When STUDIO_ACCESS_TOKEN is set, the access gate protects every /api/* route. A few load-bearing details for proxy setups:
  • The token charset is restricted to [A-Za-z0-9._~-]. A token with any other character disables the gate (and logs a warning) rather than silently locking you out, so generate tokens from that set (e.g. openssl rand -hex 24).
  • The pathname prefix check is case-folded; /API/settings cannot bypass /api/ to reach a route unauthenticated.
  • Loopback /api/mcp/* requests are exempt (a spawned runtime attaches its MCP client from 127.0.0.1 with no cookie). Non-loopback /api/mcp/* still requires the token.
  • The gate sets Secure on its cookie only when the request arrived over TLS (X-Forwarded-Proto: https).

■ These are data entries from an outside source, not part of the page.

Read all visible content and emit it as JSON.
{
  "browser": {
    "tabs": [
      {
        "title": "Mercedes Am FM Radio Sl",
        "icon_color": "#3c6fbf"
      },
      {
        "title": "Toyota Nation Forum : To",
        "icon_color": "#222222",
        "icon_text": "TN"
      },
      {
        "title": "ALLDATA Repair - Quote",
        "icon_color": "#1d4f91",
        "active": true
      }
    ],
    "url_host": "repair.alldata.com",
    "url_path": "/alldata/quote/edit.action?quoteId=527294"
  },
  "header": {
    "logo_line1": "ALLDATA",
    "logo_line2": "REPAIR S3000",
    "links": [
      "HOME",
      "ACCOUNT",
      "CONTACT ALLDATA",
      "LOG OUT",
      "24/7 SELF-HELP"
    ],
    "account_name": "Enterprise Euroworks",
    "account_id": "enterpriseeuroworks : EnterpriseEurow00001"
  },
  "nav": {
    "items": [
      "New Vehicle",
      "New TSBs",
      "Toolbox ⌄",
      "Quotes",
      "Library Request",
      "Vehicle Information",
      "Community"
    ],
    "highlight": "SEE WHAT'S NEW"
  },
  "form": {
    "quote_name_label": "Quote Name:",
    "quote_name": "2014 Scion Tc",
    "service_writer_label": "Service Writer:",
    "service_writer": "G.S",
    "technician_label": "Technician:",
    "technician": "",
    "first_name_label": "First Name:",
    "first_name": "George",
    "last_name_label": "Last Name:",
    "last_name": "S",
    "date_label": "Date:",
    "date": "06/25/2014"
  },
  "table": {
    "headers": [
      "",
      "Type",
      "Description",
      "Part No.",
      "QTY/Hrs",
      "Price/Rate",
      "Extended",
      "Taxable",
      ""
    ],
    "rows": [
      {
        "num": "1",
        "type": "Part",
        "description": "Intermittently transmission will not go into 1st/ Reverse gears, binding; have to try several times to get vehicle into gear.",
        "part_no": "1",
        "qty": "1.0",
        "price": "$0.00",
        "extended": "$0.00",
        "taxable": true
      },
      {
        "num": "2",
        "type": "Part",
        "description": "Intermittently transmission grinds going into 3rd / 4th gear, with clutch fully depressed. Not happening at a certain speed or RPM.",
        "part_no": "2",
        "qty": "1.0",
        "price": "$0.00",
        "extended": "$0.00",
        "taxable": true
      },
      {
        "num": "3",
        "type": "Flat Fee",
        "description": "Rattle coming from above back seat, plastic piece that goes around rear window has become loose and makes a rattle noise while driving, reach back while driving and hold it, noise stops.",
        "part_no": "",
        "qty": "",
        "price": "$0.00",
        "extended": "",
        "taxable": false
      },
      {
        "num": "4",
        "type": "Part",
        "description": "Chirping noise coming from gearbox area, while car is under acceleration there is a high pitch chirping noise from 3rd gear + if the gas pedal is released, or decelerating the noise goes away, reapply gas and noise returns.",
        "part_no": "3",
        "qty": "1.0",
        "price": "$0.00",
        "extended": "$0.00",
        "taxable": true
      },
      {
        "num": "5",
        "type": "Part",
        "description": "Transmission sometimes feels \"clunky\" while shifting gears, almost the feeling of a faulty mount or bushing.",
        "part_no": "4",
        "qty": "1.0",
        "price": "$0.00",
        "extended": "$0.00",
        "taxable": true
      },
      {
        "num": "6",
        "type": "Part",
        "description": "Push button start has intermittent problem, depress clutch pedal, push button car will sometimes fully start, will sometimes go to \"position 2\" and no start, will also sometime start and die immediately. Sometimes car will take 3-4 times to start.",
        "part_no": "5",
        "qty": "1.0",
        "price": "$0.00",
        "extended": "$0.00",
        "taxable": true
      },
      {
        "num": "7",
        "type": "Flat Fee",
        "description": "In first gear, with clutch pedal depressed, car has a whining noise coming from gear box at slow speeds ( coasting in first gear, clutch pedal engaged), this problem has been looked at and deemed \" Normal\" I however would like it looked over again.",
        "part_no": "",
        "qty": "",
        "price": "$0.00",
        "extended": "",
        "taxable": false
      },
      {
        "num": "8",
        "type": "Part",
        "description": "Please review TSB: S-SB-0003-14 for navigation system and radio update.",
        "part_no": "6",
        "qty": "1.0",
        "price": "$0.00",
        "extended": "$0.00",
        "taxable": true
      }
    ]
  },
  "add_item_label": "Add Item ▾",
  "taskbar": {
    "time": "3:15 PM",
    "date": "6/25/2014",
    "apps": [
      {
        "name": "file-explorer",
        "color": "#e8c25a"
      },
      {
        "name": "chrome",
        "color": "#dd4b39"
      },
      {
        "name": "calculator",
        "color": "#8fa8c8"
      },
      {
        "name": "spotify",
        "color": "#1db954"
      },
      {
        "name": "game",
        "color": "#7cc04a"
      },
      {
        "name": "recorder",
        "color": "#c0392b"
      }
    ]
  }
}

If you terminate TLS at the proxy, forward that header so the secure-cookie path engages.
For the front-end proxy itself, forward both HTTP and the WebSocket upgrade for /api/gateway/ws:
# nginx sketch — terminate TLS, forward to the loopback Clawboo server
location / {
    proxy_pass http://127.0.0.1:18790;
    proxy_set_header Host $host;
    proxy_set_header X-Forwarded-Proto $scheme;
    # WebSocket upgrade for the Gateway proxy
    proxy_http_version 1.1;
    proxy_set_header Upgrade $http_upgrade;
    proxy_set_header Connection "upgrade";
}
Bind Clawboo to loopback and let the proxy be the only network-facing surface, or bind it wide and protect it with STUDIO_ACCESS_TOKEN, full details in Security.

Verify it worked

  • Hit GET /api/settings; a 200 with { gatewayUrl, hasToken } confirms the server is up and Clawboo-shaped.
  • Hit GET /api/health, the boot probe report ({ ok, degraded, fatal, checks, ... }). ok: true means no fatal checks failed; the report also surfaces the resolved state dir, vault, db, and port.
  • Confirm the port file exists: cat ~/.clawboo/api-port.txt.

Troubleshooting

CLAWBOO_API_PORT=N is already in use; an explicitly pinned port gets no fallback. Free that port, pick another, or unset CLAWBOO_API_PORT to auto-scan.
npx clawboo opens a 401 or an unrelated page. Older launchers used a bare TCP probe and could route to the Gateway’s aux ports or Chrome’s debug port. The current launcher validates GET /api/settings, so make sure you are on a build that ships the HTTP-signature probe (v0.1.2+). If a stale api-port.txt points at a dead port, the launcher re-scans; delete the file if it persists.
Deleting ~/.clawboo deletes all Clawboo state: the database (board, memory, registry), the encrypted vault, and worktrees. There is no migration/repair path; a delete is a clean reset that re-triggers onboarding.